Select one of the outputs and use “Pulse on: End of Timer 1”.
Now you are able to register an GigE Vision Event on the selected output and this enables you to get a callback in your software as soon as the gate signal is falling.
I made a little test myself today and it seems to work pretty well but in the current state I can not tell how reliable this is.
Let us know if you need any help to setup the callback.
Sorry, but no. The fetching of the frame is asynchronous with the real-time events, such as the trigger signal. There is no temporal relation between the event that will be raised and the completion of the G2Wait call that delivers the buffer.

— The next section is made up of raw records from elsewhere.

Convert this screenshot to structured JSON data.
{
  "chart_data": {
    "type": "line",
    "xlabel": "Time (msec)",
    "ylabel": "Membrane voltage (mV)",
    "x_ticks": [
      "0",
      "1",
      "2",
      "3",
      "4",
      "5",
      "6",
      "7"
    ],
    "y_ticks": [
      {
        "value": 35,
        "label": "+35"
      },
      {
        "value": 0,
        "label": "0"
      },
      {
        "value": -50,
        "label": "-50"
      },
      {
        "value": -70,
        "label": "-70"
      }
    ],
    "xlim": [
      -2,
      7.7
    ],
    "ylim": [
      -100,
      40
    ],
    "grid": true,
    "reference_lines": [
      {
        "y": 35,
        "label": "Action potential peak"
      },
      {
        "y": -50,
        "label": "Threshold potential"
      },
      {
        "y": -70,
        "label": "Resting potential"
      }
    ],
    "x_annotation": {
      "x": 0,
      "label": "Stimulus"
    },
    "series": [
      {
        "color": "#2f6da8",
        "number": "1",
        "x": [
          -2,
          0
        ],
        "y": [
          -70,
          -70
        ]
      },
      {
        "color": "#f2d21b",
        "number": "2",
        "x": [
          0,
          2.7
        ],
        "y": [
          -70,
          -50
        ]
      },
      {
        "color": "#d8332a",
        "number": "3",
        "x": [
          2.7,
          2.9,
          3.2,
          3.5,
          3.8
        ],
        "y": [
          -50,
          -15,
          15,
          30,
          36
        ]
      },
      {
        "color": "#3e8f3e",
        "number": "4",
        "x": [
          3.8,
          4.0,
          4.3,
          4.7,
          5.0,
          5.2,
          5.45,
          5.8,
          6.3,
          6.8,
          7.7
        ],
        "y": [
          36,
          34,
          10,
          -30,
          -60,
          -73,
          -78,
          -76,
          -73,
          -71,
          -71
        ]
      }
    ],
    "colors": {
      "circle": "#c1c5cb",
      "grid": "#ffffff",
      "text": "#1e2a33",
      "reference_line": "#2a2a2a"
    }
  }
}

So I can be warned that the trigger was lowered, but I won’t know after which frame.
The trigger information MUST be attached to the buffer.
I am sorry I was not clear enough. Mostly the solution consits of a combination of two features:
This way you always will know which images are belonging together but as you mentioned before this will not be enough as you would always have to wait for the next gate cycle.
Adding the following, however, will give you the exact moment of each falling gate. In combination you should be able to distingish between two different gate cycles.
If you need help setting this up please contact us via phone or e-mail. If necessary we can have a remote session regarding this.
The callback might very well be called when another, earlier frame is being processed. Because the processing of the frames is delayed due to latencies.
Then you still don’t know if the frame is the last or not.
Transmission of the frames starts while the first line of the camera is acquired. The frame will be finished and completely transferred to the ringbuffer of your system shortly after the event occures.
If you have processed a full frame (in your case the second) and the gate end event occured during processing check for a pending frame (see G2GetGrabStatus(...)). If there is a frame already delivered call ‘G2Wait(…)’ and check the metadata of this image.
Possibly you will have to implement a very short delay to be sure that the last image is delivered before checking for pending frames.
I have already asked Dalsa what the camera is doing in this special situation. As long we are waiting for a better solution you will have to live with this workaround.